Seperti kata Direktur Jenderal WTO, Ngozi Okonjo-Iweala, kesepakatan ini ibarat “angin segar setelah kemarau panjang.” Tapi ia pun menambahkan dengan hati-hati: angin ini hanya berguna jika diarahkan menuju pelayaran jangka panjang yang stabil dan berkeadilan.

Ancaman Unilateralitas dan Tantangan Multilateralisme

Dalam perspektif hukum internasional, khususnya dalam kerangka WTO, tindakan tarif unilateral yang dilakukan AS sejak era Donald Trump dianggap menyimpang dari prinsip Most-Favoured Nation (MFN) dan Non-Discrimination. Retorika proteksionisme yang terus digunakan, bahkan setelah perubahan administrasi, menunjukkan bahwa sistem hukum perdagangan multilateral saat ini tengah berada di bawah tekanan serius.

Tarif yang sebelumnya diberlakukan AS terhadap China—hingga 145% untuk barang elektronik dan logam—mencerminkan penyalahgunaan mekanisme pengamanan (safeguards) dan anti-dumping secara strategis. Walau kini tarif itu diturunkan, belum ada jaminan bahwa mekanisme seperti ini tidak akan dihidupkan kembali ketika ketegangan memuncak.

Dari sisi China, tanggapan balasan berupa tarif tinggi dan hambatan non-tarif terhadap perusahaan-perusahaan AS menunjukkan bahwa WTO bukan lagi satu-satunya arena penyelesaian sengketa dagang. Pertarungan antar kekuatan ekonomi besar kini terjadi juga di balik meja perundingan bilateral, di arena teknologi, bahkan di ranah militer.

Bagi negara seperti Indonesia, kesepakatan ini memberi peluang sekaligus ancaman. Peluang muncul karena normalisasi tarif akan mengurangi volatilitas pasar ekspor-impor, terutama yang selama ini terdampak secara tidak langsung akibat gangguan rantai pasok AS-China. Dengan menurunnya tarif, biaya logistik dan produksi dapat ditekan, dan stabilitas pasokan bahan baku dapat kembali terjaga.

Membaca Masa Depan Perdagangan Dunia

Kesepakatan ini bisa juga mengkonsolidasikan dominasi pasar oleh kedua negara. Jika AS dan China kembali memperkuat kerja sama industrinya, negara berkembang berpotensi tersingkir dari pasar tertentu karena kalah bersaing dari segi teknologi dan efisiensi. Apalagi jika dalam kesepakatan tersebut terselip klausul-klausul diskriminatif dalam bentuk subsidi domestik atau pengaturan teknis tertentu.
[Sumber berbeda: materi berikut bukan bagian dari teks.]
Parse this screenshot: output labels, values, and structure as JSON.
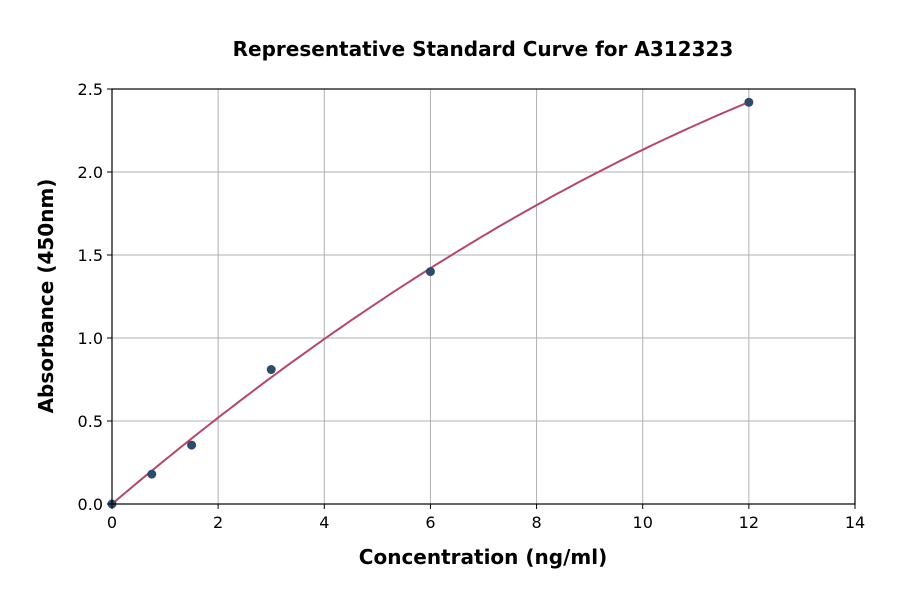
{
  "chart_data": {
    "type": "scatter",
    "title": "Representative Standard Curve for A312323",
    "xlabel": "Concentration (ng/ml)",
    "ylabel": "Absorbance (450nm)",
    "xlim": [
      0,
      14
    ],
    "ylim": [
      0,
      2.5
    ],
    "xticks": [
      "0",
      "2",
      "4",
      "6",
      "8",
      "10",
      "12",
      "14"
    ],
    "yticks": [
      "0.0",
      "0.5",
      "1.0",
      "1.5",
      "2.0",
      "2.5"
    ],
    "grid": true,
    "points": [
      {
        "x": 0,
        "y": 0.0
      },
      {
        "x": 0.75,
        "y": 0.18
      },
      {
        "x": 1.5,
        "y": 0.355
      },
      {
        "x": 3,
        "y": 0.81
      },
      {
        "x": 6,
        "y": 1.4
      },
      {
        "x": 12,
        "y": 2.42
      }
    ],
    "fit_curve": {
      "type": "polynomial",
      "coefficients": [
        0,
        0.2717,
        -0.00583
      ],
      "x_range": [
        0,
        12
      ]
    },
    "colors": {
      "points": "#2e4a6e",
      "curve": "#b5476b",
      "grid": "#b0b0b0"
    }
  }
}
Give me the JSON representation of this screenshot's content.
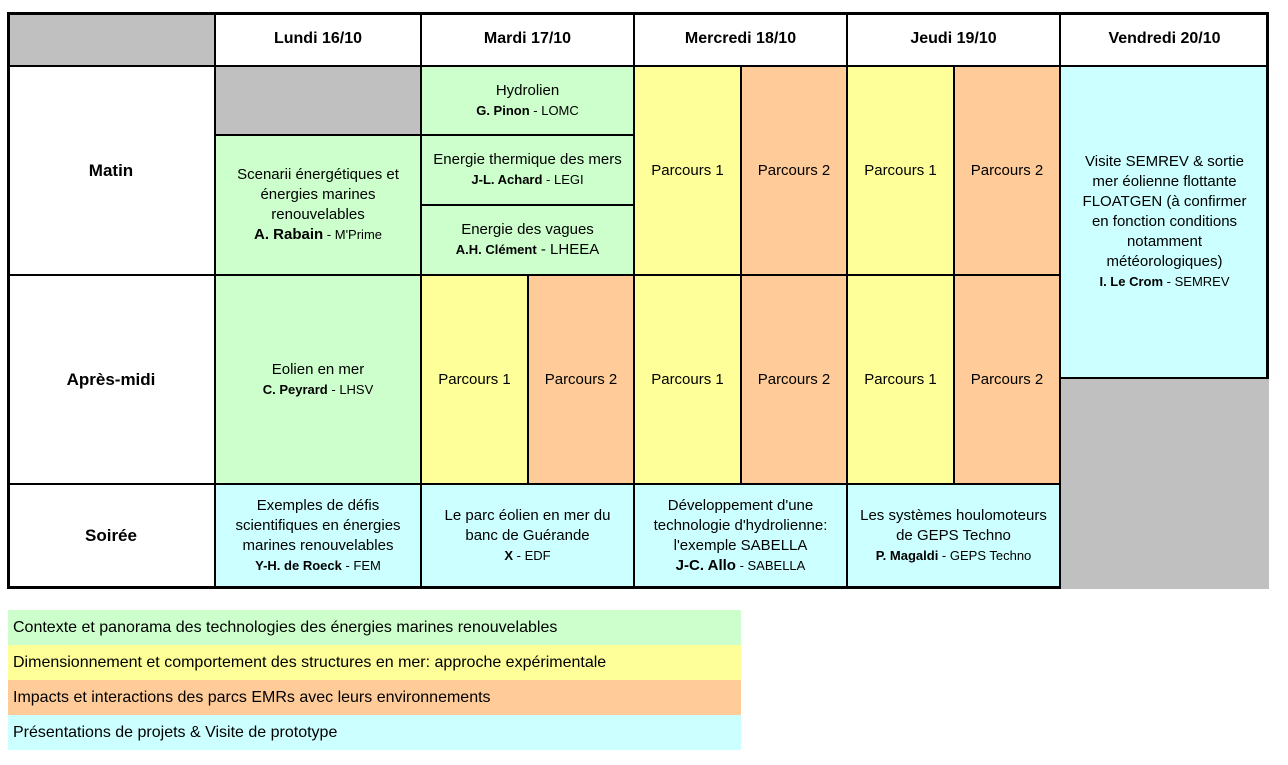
{
  "headers": {
    "lundi": "Lundi 16/10",
    "mardi": "Mardi 17/10",
    "mercredi": "Mercredi 18/10",
    "jeudi": "Jeudi 19/10",
    "vendredi": "Vendredi 20/10"
  },
  "rows": {
    "matin": "Matin",
    "apres_midi": "Après-midi",
    "soiree": "Soirée"
  },
  "sessions": {
    "lundi_matin": {
      "title": "Scenarii énergétiques et énergies marines renouvelables",
      "name": "A. Rabain",
      "affil": " - M'Prime"
    },
    "mardi_hydrolien": {
      "title": "Hydrolien",
      "name": "G. Pinon",
      "affil": " - LOMC"
    },
    "mardi_thermique": {
      "title": "Energie thermique des mers",
      "name": "J-L. Achard",
      "affil": " - LEGI"
    },
    "mardi_vagues": {
      "title": "Energie des vagues",
      "name": "A.H. Clément",
      "affil": " - LHEEA"
    },
    "lundi_apres_midi": {
      "title": "Eolien en mer",
      "name": "C. Peyrard",
      "affil": " - LHSV"
    },
    "vendredi_visite": {
      "title": "Visite SEMREV & sortie mer éolienne flottante FLOATGEN (à confirmer en fonction conditions notamment météorologiques)",
      "name": "I. Le Crom",
      "affil": " - SEMREV"
    },
    "lundi_soiree": {
      "title": "Exemples de défis scientifiques en énergies marines renouvelables",
      "name": "Y-H. de Roeck",
      "affil": " - FEM"
    },
    "mardi_soiree": {
      "title": "Le parc éolien en mer du banc de Guérande",
      "name": "X",
      "affil": " - EDF"
    },
    "mercredi_soiree": {
      "title": "Développement d'une technologie d'hydrolienne: l'exemple SABELLA",
      "name": "J-C. Allo",
      "affil": " - SABELLA"
    },
    "jeudi_soiree": {
      "title": "Les systèmes houlomoteurs de GEPS Techno",
      "name": "P. Magaldi",
      "affil": " - GEPS Techno"
    }
  },
  "parcours": {
    "p1": "Parcours 1",
    "p2": "Parcours 2"
  },
  "colors": {
    "green": "#ccffcc",
    "yellow": "#ffff99",
    "orange": "#ffcc99",
    "cyan": "#ccffff",
    "gray": "#c0c0c0"
  },
  "legend": [
    {
      "label": "Contexte et panorama des technologies des énergies marines renouvelables",
      "color": "#ccffcc"
    },
    {
      "label": "Dimensionnement et comportement des structures en mer: approche expérimentale",
      "color": "#ffff99"
    },
    {
      "label": "Impacts et interactions des parcs EMRs avec leurs environnements",
      "color": "#ffcc99"
    },
    {
      "label": "Présentations de projets & Visite de prototype",
      "color": "#ccffff"
    }
  ]
}
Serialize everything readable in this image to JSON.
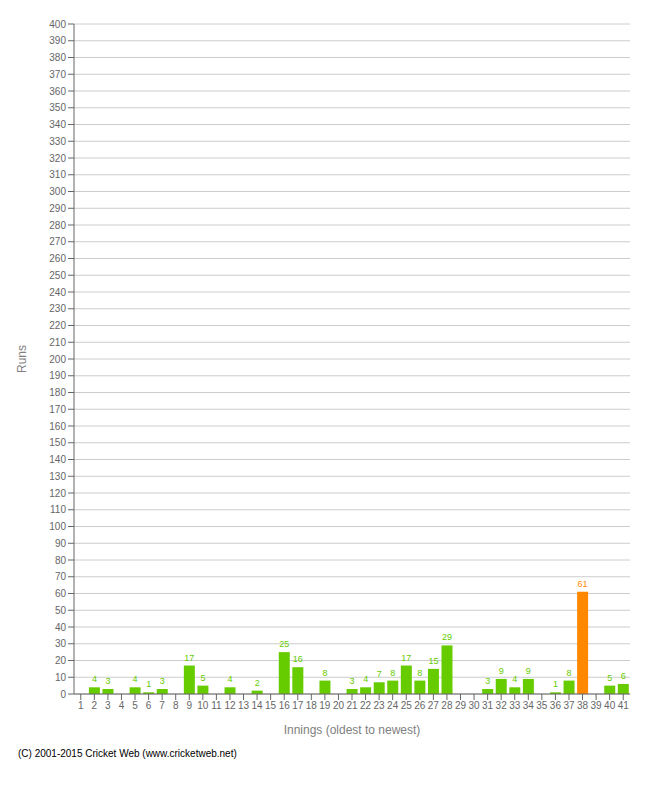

Dalam konteks ini, Indonesia harus waspada. Perlu langkah antisipatif dari otoritas perdagangan dan kementerian luar negeri untuk memastikan bahwa kesepakatan bilateral dua kekuatan besar ini tidak menjadi preseden buruk bagi pelemahan sistem perdagangan global yang adil dan transparan.

Yang menarik, kesepakatan ini juga memuat pembentukan mekanisme konsultatif tahunan antara AS dan China untuk mencegah konflik dagang di masa mendatang. Ini mengindikasikan bahwa dua kekuatan besar ini secara sadar ingin menciptakan kerangka kerja bilateral semi-institusional di luar WTO. Pertanyaannya, apakah ini akan menjadi contoh baru bagi negara lain untuk melakukan hal serupa? Jika iya, kita berhadapan dengan risiko erosi sistem perdagangan multilateral.

Sebagai penutup, perlu disadari bahwa kesepakatan tarif AS-China ini bukan akhir dari konflik, melainkan awal dari konfigurasi baru hubungan dagang internasional. Di tengah ketidakpastian global, setiap negara harus mampu membaca arah angin, menyesuaikan layar, dan tidak terlena oleh retorika diplomatik semata. Stabilitas dagang yang dihasilkan bukanlah hadiah, melainkan hasil dari kerja keras, negosiasi cerdas, dan kepemimpinan yang berorientasi pada keadilan global.

Indonesia, dalam posisi sebagai negara berkembang dengan pasar besar dan potensi strategis di Asia Tenggara, semestinya mengambil peran aktif dalam membentuk tatanan dagang yang lebih berimbang. Kita tidak boleh hanya menjadi penonton dari pertarungan dua raksasa yang terus mencari celah dalam sistem hukum perdagangan yang selama ini kita junjung.